Von Pechvögeln und guten Seelen

Ein Bericht von Langzeitärztin Barbara Hünten-Kirsch aus Nairobi, Kenia

Immer wieder sind es die sozialen Notfälle, die am meisten berühren. So wurden zwei elendiglich unterernährte Kinder in unsere Ambulanz gebracht; Geschwister: der kleine Junge – etwas über zwei Jahre alt – wog noch keine 6 kg, das Mädchen – ein Baby von zwei Monaten – gerade 2,7 kg. Die Mutter hatte die Kinder vor einem Monat verlassen und das Baby wurde seither nur mitKuhmilch und Wasser ernährt. Um es noch schlimmer zu machen: der HIV-Test des Babys ist positiv. In diesem Alter bedeutet das noch nicht, dass das Kind HIV-infiziert sein muss. Es könnten auch noch die Antikörper der HIV-infizierten Mutter sein, die im Blut des Kindes nachweisbar sind. Ein Test, um das Virus direkt nachzuweisen, soll nun gemacht werden. Zum Glück können beide Kinder in unser Ernährungsprogramm aufgenommen werden. Das kleine Mädchen sieht nach einer Woche Babymilch schon viel besser aus. Auch bei manchen unserer Mitarbeiter schlägt das Schicksal immer wieder erbarmungslos zu: eine unsere Übersetzerinnen scheint das Unglück geradezu anzuziehen. Vor wenigen Wochen wurde der bei ihr lebende Neffe – ein Waisenkind – nachts auf dem Weg zur Toilette zusammengeschlagen und mit Kopfverletzungen ins Krankenhaus eingeliefert.

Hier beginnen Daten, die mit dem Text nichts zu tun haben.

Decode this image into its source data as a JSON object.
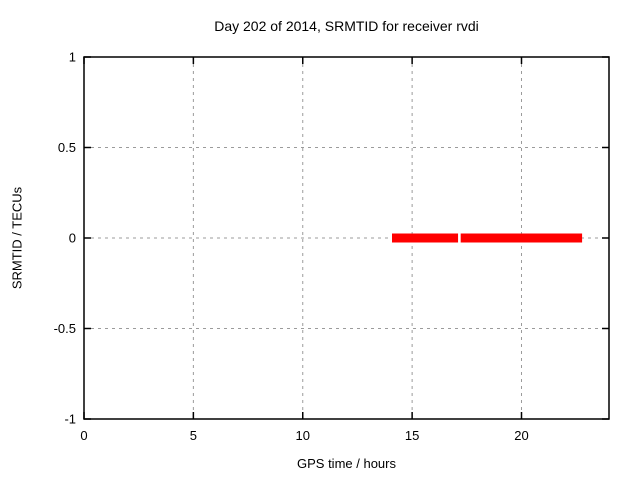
{
  "chart": {
    "title": "Day 202 of 2014, SRMTID for receiver rvdi",
    "xlabel": "GPS time / hours",
    "ylabel": "SRMTID / TECUs"
  },
  "chart_data": {
    "type": "line",
    "title": "Day 202 of 2014, SRMTID for receiver rvdi",
    "xlabel": "GPS time / hours",
    "ylabel": "SRMTID / TECUs",
    "xlim": [
      0,
      24
    ],
    "ylim": [
      -1,
      1
    ],
    "xticks": [
      0,
      5,
      10,
      15,
      20
    ],
    "xtick_labels": [
      "0",
      "5",
      "10",
      "15",
      "20"
    ],
    "yticks": [
      1,
      0.5,
      0,
      -0.5,
      -1
    ],
    "ytick_labels": [
      "1",
      "0.5",
      "0",
      "-0.5",
      "-1"
    ],
    "grid": true,
    "legend": "none",
    "series": [
      {
        "name": "SRMTID",
        "color": "#ff0000",
        "linewidth": 9,
        "segments": [
          {
            "y": 0,
            "x_start": 14.08,
            "x_end": 17.1
          },
          {
            "y": 0,
            "x_start": 17.22,
            "x_end": 22.77
          }
        ]
      }
    ],
    "colors": {
      "frame": "#000000",
      "grid": "#9b9b9b",
      "text": "#000000",
      "background": "#ffffff",
      "series_red": "#ff0000"
    }
  }
}
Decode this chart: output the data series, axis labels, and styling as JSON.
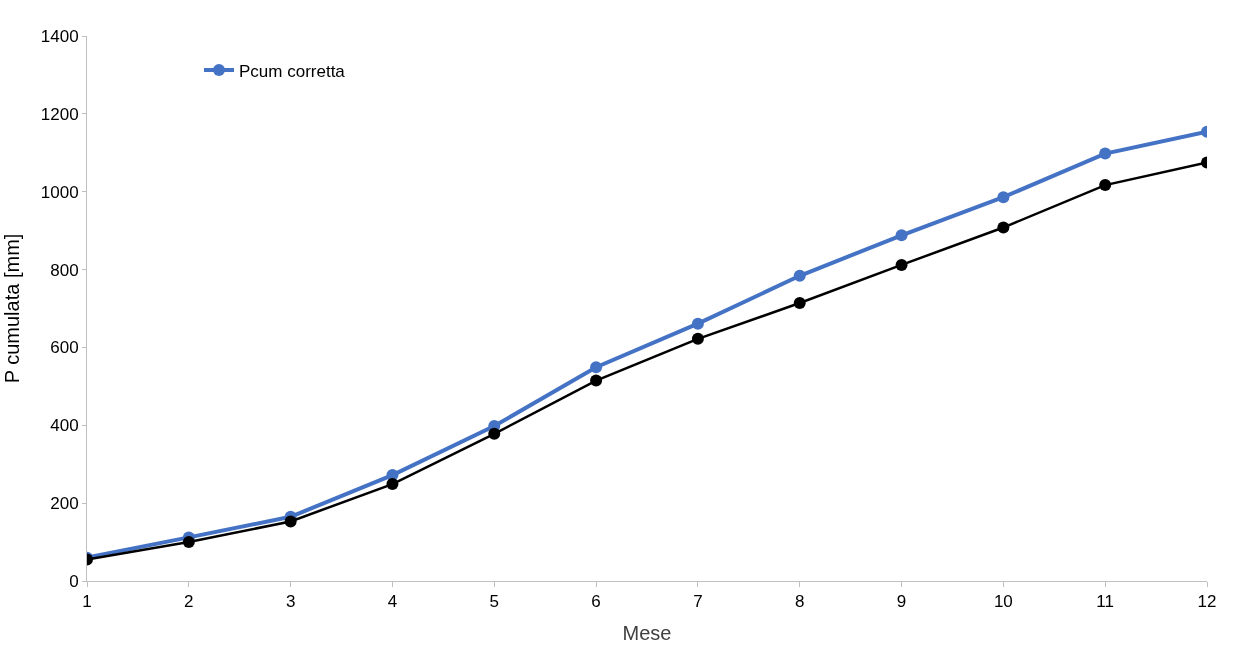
{
  "chart_data": {
    "type": "line",
    "xlabel": "Mese",
    "ylabel": "P cumulata [mm]",
    "x": [
      1,
      2,
      3,
      4,
      5,
      6,
      7,
      8,
      9,
      10,
      11,
      12
    ],
    "series": [
      {
        "name": "Pcum corretta",
        "color": "#4472c4",
        "values": [
          60,
          112,
          165,
          272,
          398,
          549,
          661,
          784,
          888,
          986,
          1098,
          1154
        ]
      },
      {
        "color": "#000000",
        "values": [
          55,
          100,
          153,
          249,
          378,
          515,
          622,
          714,
          812,
          908,
          1017,
          1075
        ]
      }
    ],
    "xlim": [
      1,
      12
    ],
    "xticks": [
      1,
      2,
      3,
      4,
      5,
      6,
      7,
      8,
      9,
      10,
      11,
      12
    ],
    "ylim": [
      0,
      1400
    ],
    "yticks": [
      0,
      200,
      400,
      600,
      800,
      1000,
      1200,
      1400
    ],
    "legend": "top left",
    "marker": "circle",
    "line_style": "solid"
  }
}
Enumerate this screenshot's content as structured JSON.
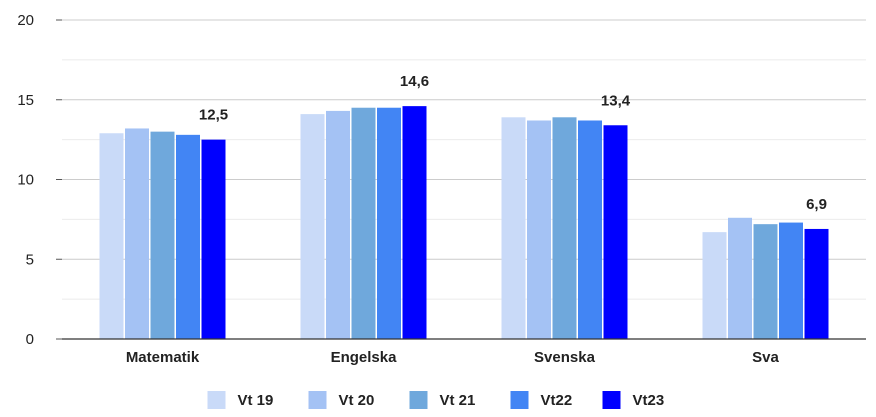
{
  "chart_data": {
    "type": "bar",
    "categories": [
      "Matematik",
      "Engelska",
      "Svenska",
      "Sva"
    ],
    "series": [
      {
        "name": "Vt 19",
        "color": "#c9daf8",
        "values": [
          12.9,
          14.1,
          13.9,
          6.7
        ]
      },
      {
        "name": "Vt 20",
        "color": "#a4c2f4",
        "values": [
          13.2,
          14.3,
          13.7,
          7.6
        ]
      },
      {
        "name": "Vt 21",
        "color": "#6fa8dc",
        "values": [
          13.0,
          14.5,
          13.9,
          7.2
        ]
      },
      {
        "name": "Vt22",
        "color": "#4285f4",
        "values": [
          12.8,
          14.5,
          13.7,
          7.3
        ]
      },
      {
        "name": "Vt23",
        "color": "#0000ff",
        "values": [
          12.5,
          14.6,
          13.4,
          6.9
        ]
      }
    ],
    "data_labels": [
      "12,5",
      "14,6",
      "13,4",
      "6,9"
    ],
    "data_label_series": "Vt23",
    "y_ticks": [
      "0",
      "5",
      "10",
      "15",
      "20"
    ],
    "ylim": [
      0,
      20
    ],
    "grid": true,
    "minor_grid_step": 2.5,
    "legend_position": "bottom-center",
    "title": "",
    "xlabel": "",
    "ylabel": ""
  }
}
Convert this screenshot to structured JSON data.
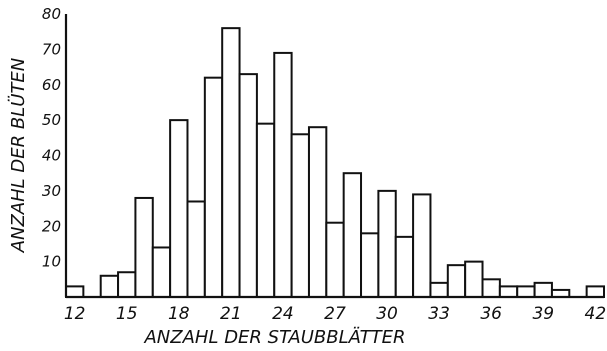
{
  "chart_data": {
    "type": "bar",
    "xlabel": "ANZAHL DER STAUBBLÄTTER",
    "ylabel": "ANZAHL DER BLÜTEN",
    "x": [
      12,
      13,
      14,
      15,
      16,
      17,
      18,
      19,
      20,
      21,
      22,
      23,
      24,
      25,
      26,
      27,
      28,
      29,
      30,
      31,
      32,
      33,
      34,
      35,
      36,
      37,
      38,
      39,
      40,
      41,
      42
    ],
    "values": [
      3,
      0,
      6,
      7,
      28,
      14,
      50,
      27,
      62,
      76,
      63,
      49,
      69,
      46,
      48,
      21,
      35,
      18,
      30,
      17,
      29,
      4,
      9,
      10,
      5,
      3,
      3,
      4,
      2,
      0,
      3
    ],
    "xlim": [
      11.5,
      42.5
    ],
    "ylim": [
      0,
      80
    ],
    "xticks": [
      "12",
      "15",
      "18",
      "21",
      "24",
      "27",
      "30",
      "33",
      "36",
      "39",
      "42"
    ],
    "yticks": [
      "10",
      "20",
      "30",
      "40",
      "50",
      "60",
      "70",
      "80"
    ],
    "grid": false,
    "legend": false
  }
}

Eine Blutung im Kopf wurde befürchtet, was sich aber glücklicherweise nicht bestätigt hat. Kurze Zeit später wurde sie selbst überfallen und das Monatsgehalt abgenommen. Sie war wohl beobachtet worden, wie sie am Bankautomaten Geld abgeholt hatte. Vor zwei Wochen nun sind ihre Hütte sowie die Häuser in der Umgebung vollständig abgebrannt; sämtliche Habe fiel den Flammen zum Opfer. Und doch geht das Leben weiter. In ihrem Fall konnten wir (die Ärzte) zusammenlegen, um für eine neue Bleibe inklusive Inventar zu sorgen. Ihren Nachbarn geht es da leider schlechter….

Baraka Medical Center

Baraka Medical Centre

 

HIV-Klinik

Container der HIV-Klinik

Bewundernswert ist für mich immer wieder die Großherzigkeit unserer Mitarbeiter, wie z. B. die von Rose. Mercy (8 Jahre alt) und Kevin (11) haben bei den Großeltern gelebt. Die Mutter, Witwe, hat wieder geheiratet und ihr neuer Mann will die beiden Kinder nicht. Nun sind die Großeltern gestorben und Mercy kam zur Mutter, die allerdings unter ganz großem Druck steht, das Mädchen wieder loszuwerden. Kevin fristet sein Leben auf der Straße und wurde dort von Rose völlig abgerissen aufgelesen. Rose hat ihn mit zu sich nach Hause genommen. Für den Jungen ist es nicht einmal selbstverständlich, dass er mit der Familie isst. Rose muss ihn extra dazu einladen. Er kann auch kaum glauben, dass die Decke, die Rose ihm gibt, damit er nachts etwas zum Zudecken hat, wirklich für ihn ist. Rose möchte nun, dass er bei ihr bleibt. Sie will auch noch seine Schwester Mercy aufnehmen, sobald geklärt ist, wer für die Schule zahlt (Wenn auch der Schulbesuch frei ist, so muss doch für Uniform, Schuhe und Bücher bezahlt werden).